Tiflis’in çoğu yerinde sıkça görülen sokak satıcılarını, Rustaveli bulvarının o görkemli binalarının yarattığı tarihi ve kültürel atmosferi içinde kaldırım kenarlarında da görmek mümkün. Dibindeki görkemli binaya aldırmayan sokak satıcıları yere açtıkları bezler üzerinde birçok şey satıyorlar. Fakat bir fark var. Satılan şeyler arasında yerde milletin ayaklarının dibinde satılmayı hak etmeyecek kadar güzel yağlı boya tablolar ve pahalı ürünler var.

Rustaveli bulvarındaki canlılığı ve ihtişamı sindire sindire Özgürlük meydanına, yani son durağımıza geldiğimizde yaklaşık 15 kmlik yürüyüş rotamızı tamamladık. Güneş Tiflis dağlarının arkasında geçtiğinde biz de Tiflis gece hayatı keşfine enerji depolamak için hostelde biraz dinlenmeye gittik.

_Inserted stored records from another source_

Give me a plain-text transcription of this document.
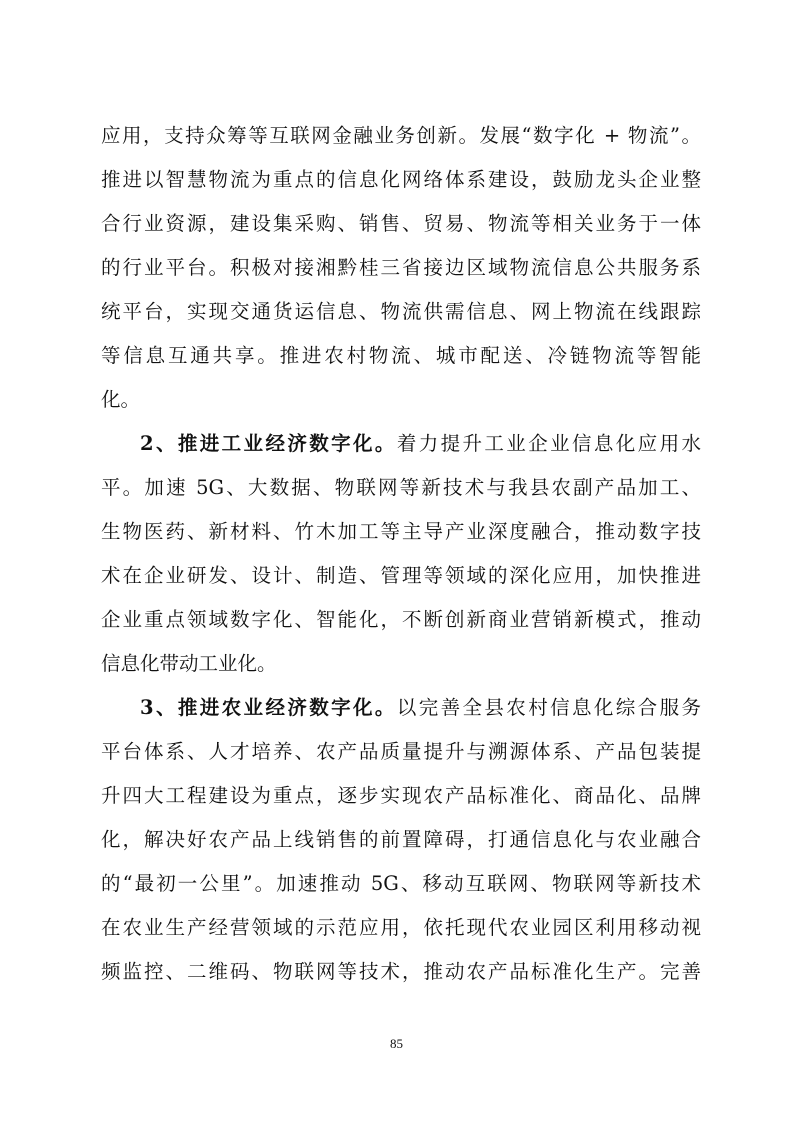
应用，支持众筹等互联网金融业务创新。发展“数字化 + 物流”。
推进以智慧物流为重点的信息化网络体系建设，鼓励龙头企业整
合行业资源，建设集采购、销售、贸易、物流等相关业务于一体
的行业平台。积极对接湘黔桂三省接边区域物流信息公共服务系
统平台，实现交通货运信息、物流供需信息、网上物流在线跟踪
等信息互通共享。推进农村物流、城市配送、冷链物流等智能
化。
2、推进工业经济数字化。着力提升工业企业信息化应用水
平。加速 5G、大数据、物联网等新技术与我县农副产品加工、
生物医药、新材料、竹木加工等主导产业深度融合，推动数字技
术在企业研发、设计、制造、管理等领域的深化应用，加快推进
企业重点领域数字化、智能化，不断创新商业营销新模式，推动
信息化带动工业化。
3、推进农业经济数字化。以完善全县农村信息化综合服务
平台体系、人才培养、农产品质量提升与溯源体系、产品包装提
升四大工程建设为重点，逐步实现农产品标准化、商品化、品牌
化，解决好农产品上线销售的前置障碍，打通信息化与农业融合
的“最初一公里”。加速推动 5G、移动互联网、物联网等新技术
在农业生产经营领域的示范应用，依托现代农业园区利用移动视
频监控、二维码、物联网等技术，推动农产品标准化生产。完善
85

Gürcistan’ın gece hayatı denince ilk akla gelen yerlerden biri Gürcü restoranları. Biz de Hostelden çıkıp Rusteveli bulvarında bir Gürcü restoranına giriyoruz. Masasından duvarlarına, komple her şeyin ahşap olduğu restoranda gürcü müzikleri eşliğinde Gürcü yemekleri yedik. Gürcü mutfağında hamur işi yemeklerinin ağırlıklı olduğu gibi çömlekte et ve şarap da bol miktarda tüketiliyor. Sürahide ev yapımı şaraplar her dükkânda, kafede ve restoranda satılıyor hem de litresi 3 liraya kadar düşüyor. Fiyatına göre köpek öldüren olduğu sanılmasın. Hafif ekşimsi güzel bir tadı var. Hal böyle olunca su yerine şarap içiliyor.

Yemekten sonra Rose revolution meydanının arkasındaki barların bulunduğu kafelere doğru yürüdük. Mevsimin kış ve saatin geç olduğu için çok kalabalık yoktu. Çok sayıda modern kafe ve Tai masaj salonlarının bulunduğu cadde kalabalık zamanlarında eminim çok güzel olur.


Geceyi sonlandırmadan, Gürcistan’ın gece hayatının bir bölümü oluşturan Casinolardan birkaç tanesine gittik. Oldukça gösterişli ve ışıl ışıl olan casinolar bir birleri ile lükslük yarışında. Buradaki casinolarda Kıbrıs’ta ki gibi yemekler, atıştırmalıklar, alkollü ve alkolsüz her türlü içecek bedava değil. Sadece alkolsüz ve sıcak içecekler bedava.